Michel Foucault

Giorgio Agamben

Toni Negri

Tribune qui, sous forme de la problématique locale actuelle de la fermeture des voies sur berges de la Seine par décision préfectorale, questionne le droit à une in-définition de l’espace en questionnant la notion de “biopolitique” théorisée par le philosophe M. Foucault, puis développée par les philosophes G. Agamben et T. Negri.

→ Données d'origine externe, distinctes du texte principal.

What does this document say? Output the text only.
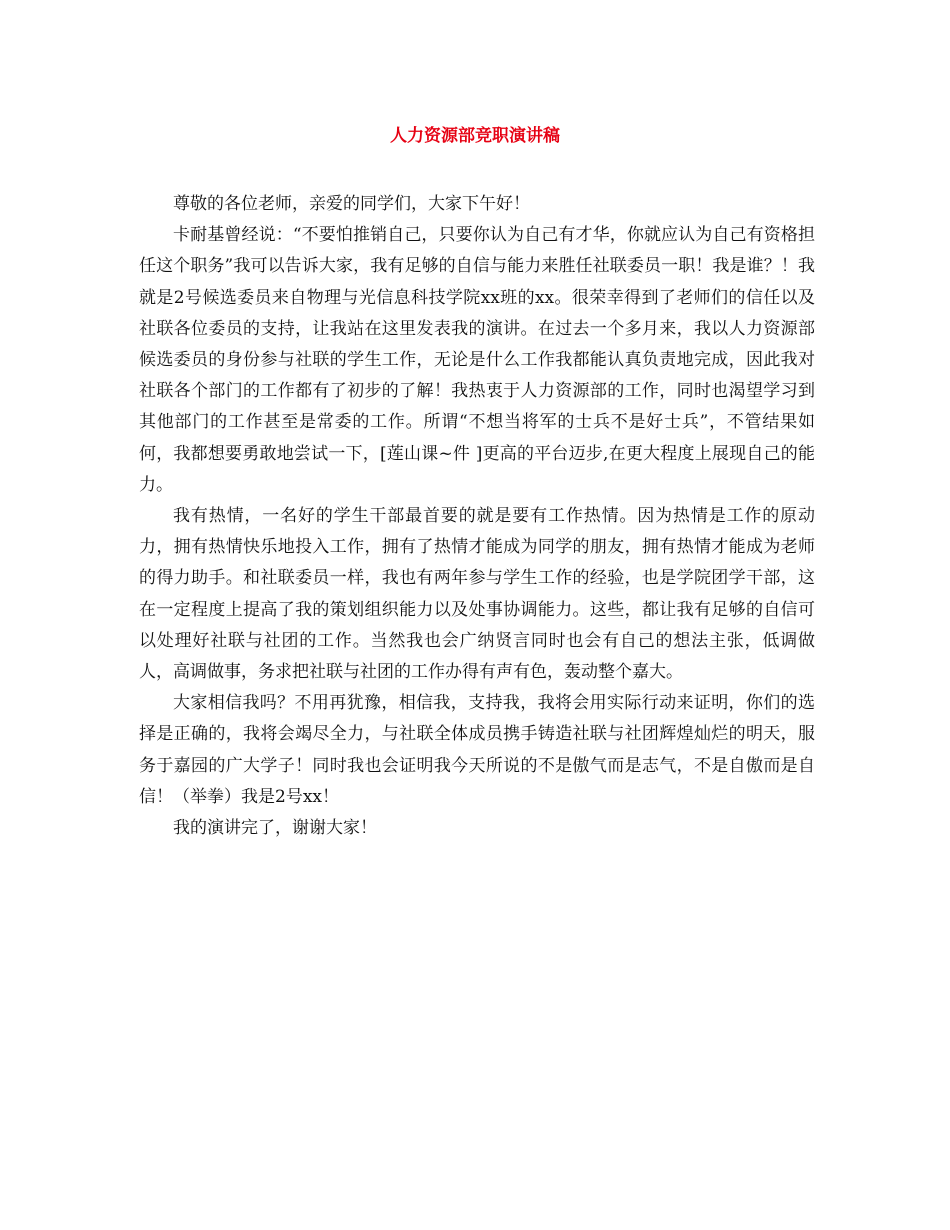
人力资源部竞职演讲稿

尊敬的各位老师，亲爱的同学们，大家下午好！

卡耐基曾经说：“不要怕推销自己，只要你认为自己有才华，你就应认为自己有资格担任这个职务”我可以告诉大家，我有足够的自信与能力来胜任社联委员一职！我是谁？！我就是2号候选委员来自物理与光信息科技学院xx班的xx。很荣幸得到了老师们的信任以及社联各位委员的支持，让我站在这里发表我的演讲。在过去一个多月来，我以人力资源部候选委员的身份参与社联的学生工作，无论是什么工作我都能认真负责地完成，因此我对社联各个部门的工作都有了初步的了解！我热衷于人力资源部的工作，同时也渴望学习到其他部门的工作甚至是常委的工作。所谓“不想当将军的士兵不是好士兵”，不管结果如何，我都想要勇敢地尝试一下，[莲山课~件 ]更高的平台迈步,在更大程度上展现自己的能力。

我有热情，一名好的学生干部最首要的就是要有工作热情。因为热情是工作的原动力，拥有热情快乐地投入工作，拥有了热情才能成为同学的朋友，拥有热情才能成为老师的得力助手。和社联委员一样，我也有两年参与学生工作的经验，也是学院团学干部，这在一定程度上提高了我的策划组织能力以及处事协调能力。这些，都让我有足够的自信可以处理好社联与社团的工作。当然我也会广纳贤言同时也会有自己的想法主张，低调做人，高调做事，务求把社联与社团的工作办得有声有色，轰动整个嘉大。

大家相信我吗？不用再犹豫，相信我，支持我，我将会用实际行动来证明，你们的选择是正确的，我将会竭尽全力，与社联全体成员携手铸造社联与社团辉煌灿烂的明天，服务于嘉园的广大学子！同时我也会证明我今天所说的不是傲气而是志气，不是自傲而是自信！（举拳）我是2号xx！

我的演讲完了，谢谢大家！
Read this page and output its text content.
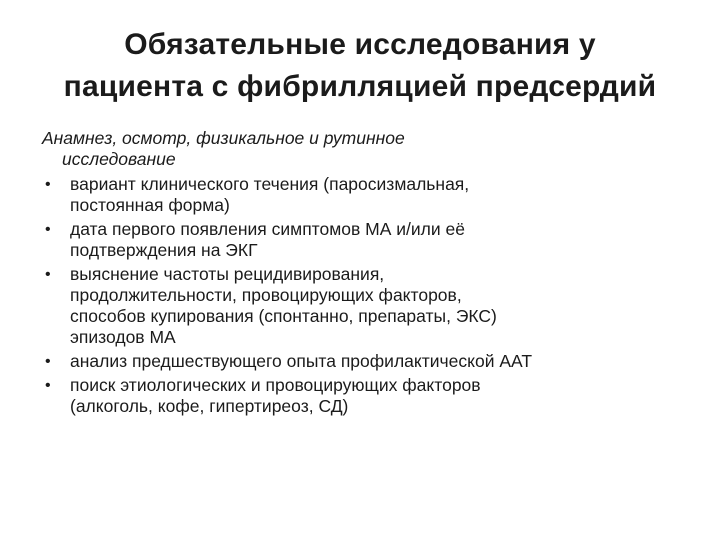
Обязательные исследования у
пациента с фибрилляцией предсердий

Анамнез, осмотр, физикальное и рутинное
исследование

• вариант клинического течения (паросизмальная,
постоянная форма)
• дата первого появления симптомов МА и/или её
подтверждения на ЭКГ
• выяснение частоты рецидивирования,
продолжительности, провоцирующих факторов,
способов купирования (спонтанно, препараты, ЭКС)
эпизодов МА
• анализ предшествующего опыта профилактической ААТ
• поиск этиологических и провоцирующих факторов
(алкоголь, кофе, гипертиреоз, СД)
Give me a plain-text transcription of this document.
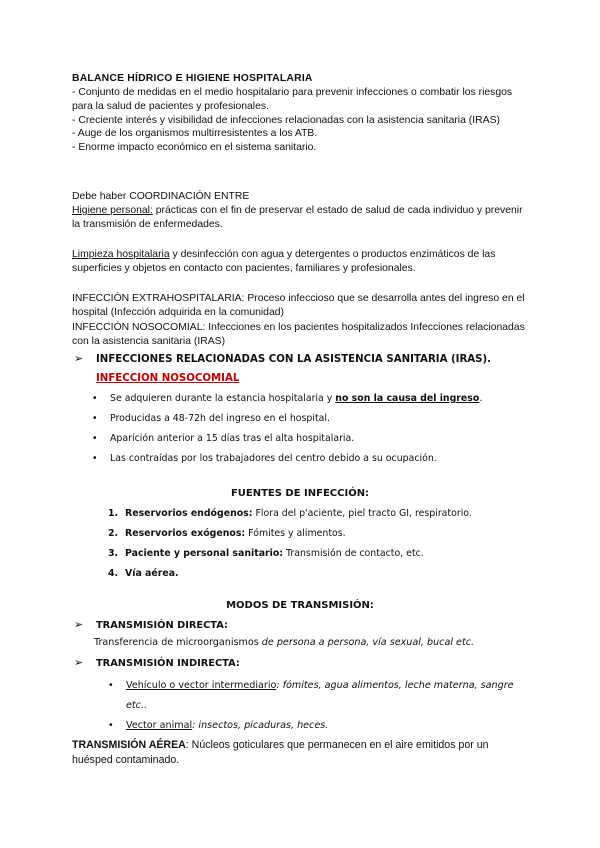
BALANCE HÍDRICO E HIGIENE HOSPITALARIA
- Conjunto de medidas en el medio hospitalario para prevenir infecciones o combatir los riesgos para la salud de pacientes y profesionales.
- Creciente interés y visibilidad de infecciones relacionadas con la asistencia sanitaria (IRAS)
- Auge de los organismos multirresistentes a los ATB.
- Enorme impacto económico en el sistema sanitario.
Debe haber COORDINACIÓN ENTRE
Higiene personal: prácticas con el fin de preservar el estado de salud de cada individuo y prevenir la transmisión de enfermedades.
Limpieza hospitalaria y desinfección con agua y detergentes o productos enzimáticos de las superficies y objetos en contacto con pacientes, familiares y profesionales.
INFECCIÓN EXTRAHOSPITALARIA: Proceso infeccioso que se desarrolla antes del ingreso en el hospital (Infección adquirida en la comunidad)
INFECCIÓN NOSOCOMIAL: Infecciones en los pacientes hospitalizados Infecciones relacionadas con la asistencia sanitaria (IRAS)
➢ INFECCIONES RELACIONADAS CON LA ASISTENCIA SANITARIA (IRAS).
INFECCION NOSOCOMIAL
• Se adquieren durante la estancia hospitalaria y no son la causa del ingreso.
• Producidas a 48-72h del ingreso en el hospital.
• Aparición anterior a 15 días tras el alta hospitalaria.
• Las contraídas por los trabajadores del centro debido a su ocupación.
FUENTES DE INFECCIÓN:
1. Reservorios endógenos: Flora del p'aciente, piel tracto GI, respiratorio.
2. Reservorios exógenos: Fómites y alimentos.
3. Paciente y personal sanitario: Transmisión de contacto, etc.
4. Vía aérea.
MODOS DE TRANSMISIÓN:
➢ TRANSMISIÓN DIRECTA:
Transferencia de microorganismos de persona a persona, vía sexual, bucal etc.
➢ TRANSMISIÓN INDIRECTA:
• Vehículo o vector intermediario: fómites, agua alimentos, leche materna, sangre etc..
• Vector animal: insectos, picaduras, heces.
TRANSMISIÓN AÉREA: Núcleos goticulares que permanecen en el aire emitidos por un huésped contaminado.
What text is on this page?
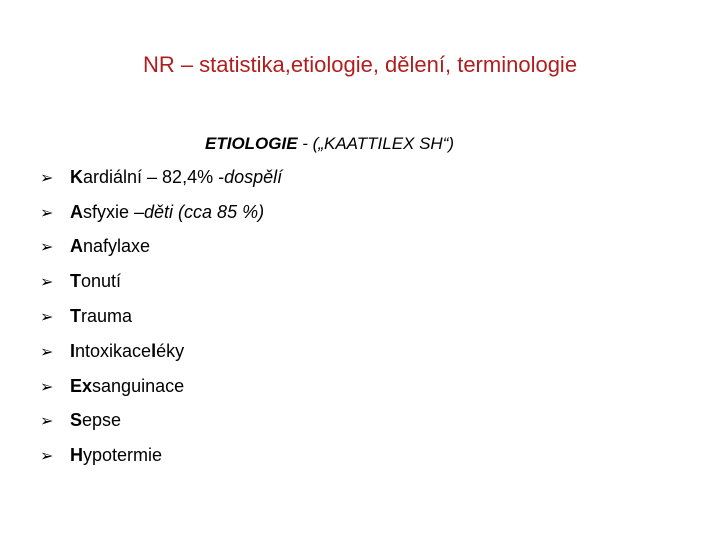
NR – statistika,etiologie, dělení, terminologie
ETIOLOGIE - („KAATTILEX SH“)
➢ K ardiální – 82,4% - dospělí
➢ A sfyxie – děti (cca 85 %)
➢ A nafylaxe
➢ T onutí
➢ T rauma
➢ I ntoxikace l éky
➢ Ex sanguinace
➢ S epse
➢ H ypotermie
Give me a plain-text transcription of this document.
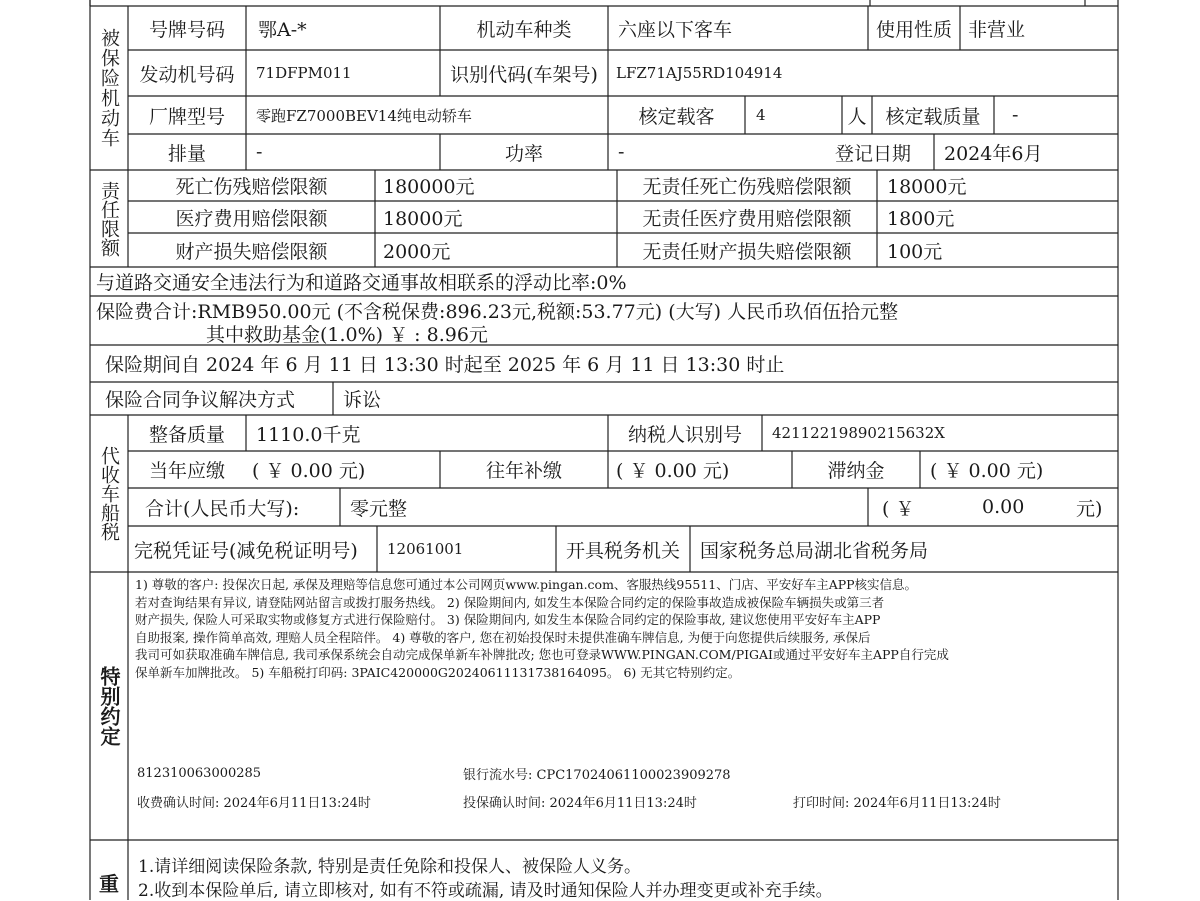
被保险机动车	号牌号码	鄂A-*	机动车种类	六座以下客车	使用性质 非营业
发动机号码	71DFPM011	识别代码(车架号)	LFZ71AJ55RD104914
厂牌型号	零跑FZ7000BEV14纯电动轿车	核定载客	4	人 核定载质量	-
排量	-	功率	-	登记日期	2024年6月
责任限额	死亡伤残赔偿限额	180000元	无责任死亡伤残赔偿限额	18000元
医疗费用赔偿限额	18000元	无责任医疗费用赔偿限额	1800元
财产损失赔偿限额	2000元	无责任财产损失赔偿限额	100元
与道路交通安全违法行为和道路交通事故相联系的浮动比率:0%
保险费合计:RMB950.00元 (不含税保费:896.23元,税额:53.77元) (大写) 人民币玖佰伍拾元整
其中救助基金(1.0%) ￥ : 8.96元
保险期间自 2024 年 6 月 11 日 13:30 时起至 2025 年 6 月 11 日 13:30 时止
保险合同争议解决方式	诉讼
代收车船税
整备质量	1110.0千克	纳税人识别号	42112219890215632X
当年应缴	( ￥ 0.00 元)	往年补缴	( ￥ 0.00 元)	滞纳金	( ￥ 0.00 元)
合计(人民币大写):	零元整	( ￥	0.00	元)
完税凭证号(减免税证明号)	12061001	开具税务机关	国家税务总局湖北省税务局
特别约定
1) 尊敬的客户: 投保次日起, 承保及理赔等信息您可通过本公司网页www.pingan.com、客服热线95511、门店、平安好车主APP核实信息。
若对查询结果有异议, 请登陆网站留言或拨打服务热线。 2) 保险期间内, 如发生本保险合同约定的保险事故造成被保险车辆损失或第三者
财产损失, 保险人可采取实物或修复方式进行保险赔付。 3) 保险期间内, 如发生本保险合同约定的保险事故, 建议您使用平安好车主APP
自助报案, 操作简单高效, 理赔人员全程陪伴。 4) 尊敬的客户, 您在初始投保时未提供准确车牌信息, 为便于向您提供后续服务, 承保后
我司可如获取准确车牌信息, 我司承保系统会自动完成保单新车补牌批改; 您也可登录WWW.PINGAN.COM/PIGAI或通过平安好车主APP自行完成
保单新车加牌批改。 5) 车船税打印码: 3PAIC420000G20240611131738164095。 6) 无其它特别约定。
812310063000285	银行流水号: CPC17024061100023909278
收费确认时间: 2024年6月11日13:24时	投保确认时间: 2024年6月11日13:24时	打印时间: 2024年6月11日13:24时
重
1.请详细阅读保险条款, 特别是责任免除和投保人、被保险人义务。
2.收到本保险单后, 请立即核对, 如有不符或疏漏, 请及时通知保险人并办理变更或补充手续。
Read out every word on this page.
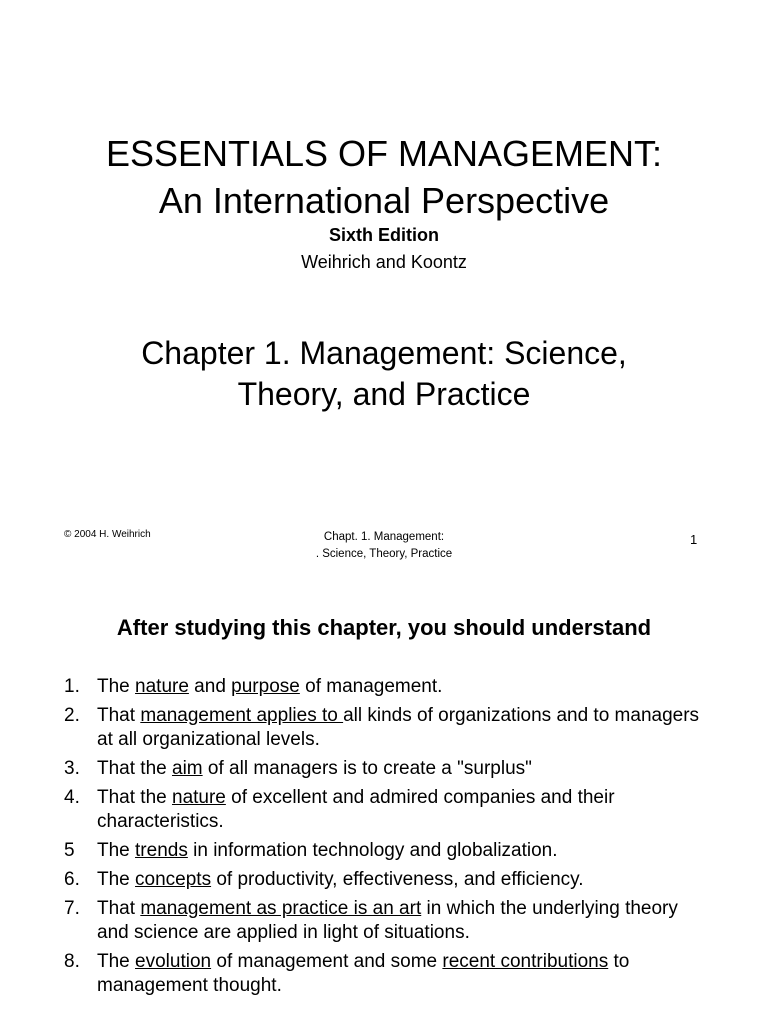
ESSENTIALS OF MANAGEMENT:
An International Perspective
Sixth Edition
Weihrich and Koontz
Chapter 1. Management: Science,
Theory, and Practice
© 2004 H. Weihrich	Chapt. 1. Management:
. Science, Theory, Practice
1
After studying this chapter, you should understand
1. The nature and purpose of management.
2. That management applies to all kinds of organizations and to managers at all organizational levels.
3. That the aim of all managers is to create a "surplus"
4. That the nature of excellent and admired companies and their characteristics.
5 The trends in information technology and globalization.
6. The concepts of productivity, effectiveness, and efficiency.
7. That management as practice is an art in which the underlying theory and science are applied in light of situations.
8. The evolution of management and some recent contributions to management thought.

La biopolitique est une forme d’exercice du pouvoir que Foucault fait apparaitre au XVIIIème siècle tandis que Agamben la situe en 1970 et qui porte, non plus sur les territoires mais sur la vie des individus, sur des populations, le biopouvoir. Concept extrêmement riche, il interroge la notion de pouvoir défini comme la capacité de définir le champ de l’action de l’autre. C’est un mode d’action qui n’est possible que par une liberté et se déploie par la volonté de « conduire la conduite des autres » dans une notion fondamentale de relation de pouvoir, plus opératrice.

Michael Hardt et Toni Negri, dans leur ouvrage « Multitude und Metropole », ont prolongés ce concept de biopolitique pour faire de l’Urbain le terrain privilégié de la « biopolitique » : « Ce que l’usine était pour la classe ouvrière industrielle, la métropole l’est pour la multitude ». Pour Michael Hardt et Toni Negri, les qualités de l’espace urbain ne sont plus extérieures aux rapports de production, mais font partie des sources de la productivité. La production du commun se présente ainsi sous la forme de la vie urbaine car la production biopolitique transforme tous les espaces en espaces de production.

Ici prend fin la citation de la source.